If the same crowd goes back to the drawing board,
a second draft will not be an improvement.
There
is a remedy. Last year the independent auditor for
the State of Washington hired a team of experts to
assess the performance and policies of those
responsible for transportation in his state. The
findings were so devastating that a few weeks
later voters rejected a referendum for a tax
increase that would have wasted $18 billion on
sketchy transportation projects.
Sound
familiar? Didn’t area voters in a 2002
referendum reject higher transportation taxes in
Northern Virginia and Hampton Roads due to lack of
confidence in the wacky schemes promoted by public
officials? Yes they did, and that’s why the
legislature and governor excluded the
uncooperative electorate, bypassing a referendum
by establishing regional transportation
authorities composed of appointed, rather than
elected, participants. Voters should insist that
Virginia’s political establishment stand down
from renewed efforts at transportation
policy-making until a similar audit is conducted
in this state and its findings presented to the
people.
A
Virginia audit should take a careful look at the
institutional structure that oversees the
transportation, including the metropolitan
planning organizations (MPOs) and the regional
transportation commissions. Both layers of
bureaucracy are comprised of individuals with
limited expertise in transportation. Indeed, an absence
of transportation expertise appears to be a
prerequisite for appointment.
In
my community transport policy is governed by FAMPO,
a state bureaucracy working under the direction of
another state bureaucracy, the George Washington
Regional Commission. Most of the commissioners are
locally elected officials appointed by their
colleagues. In my district a politically active
mortician appointed to the state’s Commonwealth
Transportation Board had FAMPO authorize tax
dollars to build a replica slave ship for a
nonexistent museum. He has since left, but other
local commissioners want to use transportation
funds to leverage local taxpayer dollars for
costly corporate welfare projects favoring
influential developers. Is it any wonder that the
citizens, when asked, refuse to give these people
their tax dollars knowing full well they are not
competent to spend them?
With
an independent audit presumably exposing
Virginia’s manifest government failings, the
next step is to replace bureaucratic discretion
with quantitative performance measures related to
meaningful congestion relief, cost effective
mobility, safety, and infrastructure preservation.

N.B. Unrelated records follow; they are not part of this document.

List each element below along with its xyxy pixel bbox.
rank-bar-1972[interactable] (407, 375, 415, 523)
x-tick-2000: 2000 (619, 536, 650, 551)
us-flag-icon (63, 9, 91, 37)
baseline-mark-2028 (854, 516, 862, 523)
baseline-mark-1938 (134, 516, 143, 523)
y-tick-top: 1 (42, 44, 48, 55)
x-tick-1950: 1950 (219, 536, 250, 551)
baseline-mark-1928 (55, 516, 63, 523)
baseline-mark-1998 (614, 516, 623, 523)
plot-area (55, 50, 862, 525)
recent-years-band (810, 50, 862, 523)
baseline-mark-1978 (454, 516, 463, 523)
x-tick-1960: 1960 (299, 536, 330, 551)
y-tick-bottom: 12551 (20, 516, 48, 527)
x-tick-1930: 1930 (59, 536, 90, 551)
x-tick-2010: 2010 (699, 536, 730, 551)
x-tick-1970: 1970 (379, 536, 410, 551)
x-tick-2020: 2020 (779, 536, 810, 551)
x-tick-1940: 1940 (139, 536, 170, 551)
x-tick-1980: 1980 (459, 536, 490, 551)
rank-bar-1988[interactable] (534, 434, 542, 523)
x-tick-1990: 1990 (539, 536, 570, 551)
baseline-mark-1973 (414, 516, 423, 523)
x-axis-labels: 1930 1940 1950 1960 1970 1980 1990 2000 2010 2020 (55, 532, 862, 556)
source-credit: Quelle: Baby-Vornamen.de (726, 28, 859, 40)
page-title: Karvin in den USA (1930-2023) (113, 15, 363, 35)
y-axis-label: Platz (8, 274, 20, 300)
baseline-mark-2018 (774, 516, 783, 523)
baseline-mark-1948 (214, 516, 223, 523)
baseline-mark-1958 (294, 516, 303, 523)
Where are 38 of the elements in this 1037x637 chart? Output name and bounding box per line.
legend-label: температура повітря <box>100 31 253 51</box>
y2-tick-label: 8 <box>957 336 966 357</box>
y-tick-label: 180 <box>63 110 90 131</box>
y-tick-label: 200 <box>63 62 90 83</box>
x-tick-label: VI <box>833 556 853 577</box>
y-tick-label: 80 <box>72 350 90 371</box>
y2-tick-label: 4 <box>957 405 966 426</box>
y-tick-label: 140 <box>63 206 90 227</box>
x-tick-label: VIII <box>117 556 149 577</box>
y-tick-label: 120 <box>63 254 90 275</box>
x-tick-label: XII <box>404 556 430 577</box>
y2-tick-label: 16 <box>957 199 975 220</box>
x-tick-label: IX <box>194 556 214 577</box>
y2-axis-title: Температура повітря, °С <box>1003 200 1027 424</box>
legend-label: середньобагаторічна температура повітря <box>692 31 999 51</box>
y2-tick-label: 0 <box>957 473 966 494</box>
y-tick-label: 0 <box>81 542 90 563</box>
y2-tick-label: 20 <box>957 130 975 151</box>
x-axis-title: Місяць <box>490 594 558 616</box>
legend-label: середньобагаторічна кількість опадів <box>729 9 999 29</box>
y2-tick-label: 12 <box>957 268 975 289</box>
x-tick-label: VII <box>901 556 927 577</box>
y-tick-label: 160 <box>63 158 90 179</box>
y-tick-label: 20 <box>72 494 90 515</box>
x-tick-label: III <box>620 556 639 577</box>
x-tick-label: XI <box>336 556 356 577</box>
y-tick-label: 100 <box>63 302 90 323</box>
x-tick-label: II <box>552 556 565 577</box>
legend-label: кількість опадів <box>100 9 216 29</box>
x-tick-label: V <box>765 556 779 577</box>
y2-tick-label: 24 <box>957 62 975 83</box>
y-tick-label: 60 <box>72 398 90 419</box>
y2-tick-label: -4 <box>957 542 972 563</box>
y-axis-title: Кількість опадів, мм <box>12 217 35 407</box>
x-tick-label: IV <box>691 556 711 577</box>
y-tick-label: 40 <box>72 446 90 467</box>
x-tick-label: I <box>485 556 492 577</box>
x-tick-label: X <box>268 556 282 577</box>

Of course, none of these are listed as goals by my
local commission, although its affiliated MPO
favors “transportation choice,” as if
transportation had parallels with today’s
reproductive rights movement.
With
quantitative measures of performance in place,
public officials would be required to meet
explicit goals benefiting the motorists funding
the program, rather than the business community
that funds the politicians. There might then be
some hope for Virginia. However, such relief will
only come if citizens ride herd on their elected
officials, reminding them daily who serves whom,
and pressing home the point that the desires of
narrow business interests often conflict with
those of the voters.
That
is the essence of the New American Revolution to
restore freedom and independence to ordinary
Virginians, and then to all Americans. While the
transportation legislation is a start, public
safety and public education should be next on the
agenda. Winning will require unremitting struggle,
with political combat every day, as voters
aggressively defend and retrieve their rights from
those privileged by government favor.